THE MOVEMENT AFOOT in California to have the state secede from the Union–advocates call it Calexit–is gaining publicity if not support. One poll shows 32% of Democrats ready to vote yes on a pullout referendum. Petition signatures are being collected to get the question of ditching the good ol’ U.S.A. put on the ballot. One secession-advocate group has received financial support from–you guessed it–Vladimir Putin’s Russia.

The whole idea is preposterous. …

… Even though outright secession isn’t in the cards, the Golden State today is ripe for demagogic mischief. California has always felt it was different from the rest of the country, priding itself on being in the vanguard of social, economic and cultural trends.

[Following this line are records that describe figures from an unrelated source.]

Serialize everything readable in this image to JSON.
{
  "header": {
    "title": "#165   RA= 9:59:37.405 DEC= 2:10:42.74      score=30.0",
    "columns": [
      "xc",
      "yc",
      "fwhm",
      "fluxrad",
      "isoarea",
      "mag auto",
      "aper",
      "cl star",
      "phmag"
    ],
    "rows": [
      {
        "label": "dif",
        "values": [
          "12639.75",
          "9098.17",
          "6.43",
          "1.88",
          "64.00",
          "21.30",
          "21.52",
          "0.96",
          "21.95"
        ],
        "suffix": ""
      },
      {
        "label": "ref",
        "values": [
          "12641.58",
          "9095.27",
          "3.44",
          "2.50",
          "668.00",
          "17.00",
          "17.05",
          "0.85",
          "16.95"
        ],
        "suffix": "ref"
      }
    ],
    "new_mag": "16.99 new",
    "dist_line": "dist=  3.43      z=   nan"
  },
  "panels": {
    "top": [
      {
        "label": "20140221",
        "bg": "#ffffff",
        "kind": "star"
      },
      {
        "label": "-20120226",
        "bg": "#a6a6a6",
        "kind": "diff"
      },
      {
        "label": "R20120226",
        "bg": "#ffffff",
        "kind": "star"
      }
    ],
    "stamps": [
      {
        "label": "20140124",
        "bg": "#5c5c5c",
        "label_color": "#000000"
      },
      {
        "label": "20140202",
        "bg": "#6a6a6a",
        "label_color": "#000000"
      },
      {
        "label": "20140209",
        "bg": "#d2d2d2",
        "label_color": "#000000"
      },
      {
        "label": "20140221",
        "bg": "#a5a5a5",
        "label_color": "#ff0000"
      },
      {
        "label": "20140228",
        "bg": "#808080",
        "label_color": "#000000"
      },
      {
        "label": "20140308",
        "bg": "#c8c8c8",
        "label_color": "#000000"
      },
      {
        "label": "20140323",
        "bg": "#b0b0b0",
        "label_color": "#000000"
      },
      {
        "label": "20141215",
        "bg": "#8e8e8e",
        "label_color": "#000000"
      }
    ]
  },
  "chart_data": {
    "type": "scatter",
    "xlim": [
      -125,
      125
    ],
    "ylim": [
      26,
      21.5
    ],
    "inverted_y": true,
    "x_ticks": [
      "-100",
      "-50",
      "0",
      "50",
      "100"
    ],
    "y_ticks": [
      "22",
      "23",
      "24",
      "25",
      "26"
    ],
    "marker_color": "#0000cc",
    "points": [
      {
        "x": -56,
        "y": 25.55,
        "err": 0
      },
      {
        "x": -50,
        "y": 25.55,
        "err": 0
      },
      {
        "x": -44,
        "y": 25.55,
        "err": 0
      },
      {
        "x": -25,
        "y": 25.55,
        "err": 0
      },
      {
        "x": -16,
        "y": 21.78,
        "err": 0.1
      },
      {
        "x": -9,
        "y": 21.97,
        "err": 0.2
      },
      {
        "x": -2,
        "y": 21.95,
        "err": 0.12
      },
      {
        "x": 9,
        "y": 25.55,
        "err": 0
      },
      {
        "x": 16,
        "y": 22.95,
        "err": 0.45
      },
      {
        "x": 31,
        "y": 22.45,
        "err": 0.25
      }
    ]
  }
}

Millions of Americans saw it as the land of opportunity and moved there because of its beauty, benign climate, rapid growth and lifestyle diversity. It had everything: Hollywood, high tech, manufacturing, mobility, aerospace, oil, bountiful agriculture, and abundant and affordable housing.

But in recent times the state has become a tax and regulatory backwater, imitating the worst practices of stagnant Europe and such global powerhouses as Argentina. Bureaucrats in Sacramento have worked hard to crush small businesses with silly and costly rules, such as mandating mandatory time off for employees after four hours of labor. Minimum-wage laws unrelated to reality proliferate. No environmental rule or law is too inane, no matter how unrelated to science or conditions in the real world. Such decrees are ruining agriculture. With a straight face, regulators are issuing edicts to reduce effluents from cows, in the name of saving the planet from overheating.

The state’s water shortages are self-inflicted: Billions of gallons are flushed into the ocean, because that supposedly helps preserve a tiny, endangered smelt; new reservoirs aren’t built, and existing ones are attacked as unnatural. While Israel rapidly built state-of-the-art desalination plants, California dawdled for 15 years before a far smaller and more expensive one came online. It’s no surprise that places like San Francisco have banned plastic bags and are taxing paper ones, and are contemplating prohibiting free soda refills at restaurants. (The quality of life in San Francisco has deteriorated, with residents being constantly accosted by ever more aggressive panhandlers.)

Regulations have turned California from a housing mecca for working people into a high-cost hell. Its school system, once one of the nation’s best, is now a national laughingstock.